Pure Digital, maker of the Flip video camera, has said it plans to give away a million video cameras to non-profit organizations around the world to capture images and moments in places traditional media outlets might not be able to reach.

“Video has power and media has power but the challenge is that the media is limited to telling stories that are controlled by a very small number of people,” Jonathan Kaplan, chief executive of Pure Digital, told Reuters. “This program along with YouTube and other sites will expand the media universe for learning what’s really going on in the world,” he said.

Visit FlipVideo website on support for non-profit groups

Reuters quotes the recent example of the impact of clips of the Myanmar army’s confrontations with local protesters which were posted on YouTube and other Web sites. Some of the clips made their way to mainstream news media, which were blocked out of entering or covering events in Burma.

See an example of a YouTube video on what’s happening in Burma:

Our friends at Witness, an activist group founded by the musician Peter Gabriel in 1992, has long specialised in raising awareness of such previously unseen events through video.

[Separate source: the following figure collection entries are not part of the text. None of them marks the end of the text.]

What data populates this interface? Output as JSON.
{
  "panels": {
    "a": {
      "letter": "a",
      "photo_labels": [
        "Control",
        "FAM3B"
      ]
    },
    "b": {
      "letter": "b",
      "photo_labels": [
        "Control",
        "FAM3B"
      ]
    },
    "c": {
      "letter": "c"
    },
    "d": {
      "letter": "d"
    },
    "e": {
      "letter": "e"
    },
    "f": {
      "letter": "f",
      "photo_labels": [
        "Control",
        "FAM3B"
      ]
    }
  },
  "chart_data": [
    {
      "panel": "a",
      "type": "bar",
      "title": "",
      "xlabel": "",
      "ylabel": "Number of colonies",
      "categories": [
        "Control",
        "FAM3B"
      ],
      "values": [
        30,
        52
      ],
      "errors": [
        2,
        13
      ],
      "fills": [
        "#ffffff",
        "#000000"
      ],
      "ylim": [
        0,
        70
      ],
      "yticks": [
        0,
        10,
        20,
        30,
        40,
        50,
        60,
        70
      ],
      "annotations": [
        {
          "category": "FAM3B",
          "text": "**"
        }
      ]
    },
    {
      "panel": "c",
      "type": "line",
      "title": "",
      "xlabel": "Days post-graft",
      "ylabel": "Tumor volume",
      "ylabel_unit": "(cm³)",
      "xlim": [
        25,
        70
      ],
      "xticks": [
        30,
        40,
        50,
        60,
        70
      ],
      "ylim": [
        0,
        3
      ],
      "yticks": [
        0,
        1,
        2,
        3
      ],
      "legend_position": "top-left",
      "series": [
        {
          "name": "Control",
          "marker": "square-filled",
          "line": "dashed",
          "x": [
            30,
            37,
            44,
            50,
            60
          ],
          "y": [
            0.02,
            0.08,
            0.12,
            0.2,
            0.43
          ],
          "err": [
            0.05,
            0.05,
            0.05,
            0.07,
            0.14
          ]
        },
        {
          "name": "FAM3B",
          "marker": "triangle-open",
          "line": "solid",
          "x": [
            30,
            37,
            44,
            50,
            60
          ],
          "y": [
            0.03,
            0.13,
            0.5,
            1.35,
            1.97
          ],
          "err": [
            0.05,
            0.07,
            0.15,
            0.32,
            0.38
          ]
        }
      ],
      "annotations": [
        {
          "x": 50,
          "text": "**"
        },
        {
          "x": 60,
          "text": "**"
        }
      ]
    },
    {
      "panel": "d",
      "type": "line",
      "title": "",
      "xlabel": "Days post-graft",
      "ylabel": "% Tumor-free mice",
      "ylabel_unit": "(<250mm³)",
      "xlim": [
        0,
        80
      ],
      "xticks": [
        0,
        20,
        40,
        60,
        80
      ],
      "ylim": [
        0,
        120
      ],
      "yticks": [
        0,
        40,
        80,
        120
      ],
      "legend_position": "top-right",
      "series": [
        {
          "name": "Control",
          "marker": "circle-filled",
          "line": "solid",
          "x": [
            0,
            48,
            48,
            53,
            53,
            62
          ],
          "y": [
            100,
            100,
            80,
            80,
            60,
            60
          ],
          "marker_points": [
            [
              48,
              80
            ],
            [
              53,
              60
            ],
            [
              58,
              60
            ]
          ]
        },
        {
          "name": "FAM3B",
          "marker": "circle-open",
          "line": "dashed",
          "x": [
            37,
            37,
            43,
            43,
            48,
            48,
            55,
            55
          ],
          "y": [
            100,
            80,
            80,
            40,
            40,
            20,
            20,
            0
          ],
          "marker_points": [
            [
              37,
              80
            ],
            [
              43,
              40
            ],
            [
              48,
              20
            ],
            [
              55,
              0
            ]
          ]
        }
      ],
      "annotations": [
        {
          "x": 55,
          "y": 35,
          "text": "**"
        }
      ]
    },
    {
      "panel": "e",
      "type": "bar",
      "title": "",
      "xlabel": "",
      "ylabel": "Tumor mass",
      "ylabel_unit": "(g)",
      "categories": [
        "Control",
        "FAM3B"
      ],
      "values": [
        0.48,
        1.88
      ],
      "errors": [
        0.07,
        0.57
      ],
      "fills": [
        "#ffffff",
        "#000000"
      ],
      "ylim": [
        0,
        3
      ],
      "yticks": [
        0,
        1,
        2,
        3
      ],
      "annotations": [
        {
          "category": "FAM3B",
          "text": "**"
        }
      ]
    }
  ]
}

Sam Gregory, programme director at Witness, says online distribution has made it easier to put videos in front of the right people such as decision makers and others with a personal connection to the cause.

“It’s not necessarily about the size of the audience it’s about placing targeted video and turning ‘watching’ into action,” said Gregory.

Read the Reuters story on 19 Oct 2007: Nonprofits turn to YouTube to raise awareness, funds

My blog post on 1 Oct 2007: Shoot on sight: Rights Alert on Burma

My blog post on 30 Sep 2007: Kenji Nagai: Filming to the last moment

TVE Asia Pacific News story March 2007: TVEAP films now on YouTube

What’s happening with online video has a parallel in how activist groups seized the potential of the hand-held video camera. The handicam was invented in 1985 by Sony. Intended originally for entertainment and domestic documentation purposes only (ranging from family vacations and weddings), it did not take long to find new uses for this revolutionary technology.

The Handicam Revolution in media began when a video camera captured police beating Rodney King on a Los Angeles highway. The shocking amateur footage was broadcast on TV around the world. The acquittal of the police officers after their first trial sparked outrage, and riots erupted in a 20 block section of Los Angeles, leaving 54 people dead and over 2,000 injured.

Ever since Rodney King, broadcasters have been using amateur video to provide images of events that their own camera people have not captured. And human rights activists have started relying on the power of video images to capture the attention of the broadcasters to expose acts of human rights abuse and violation.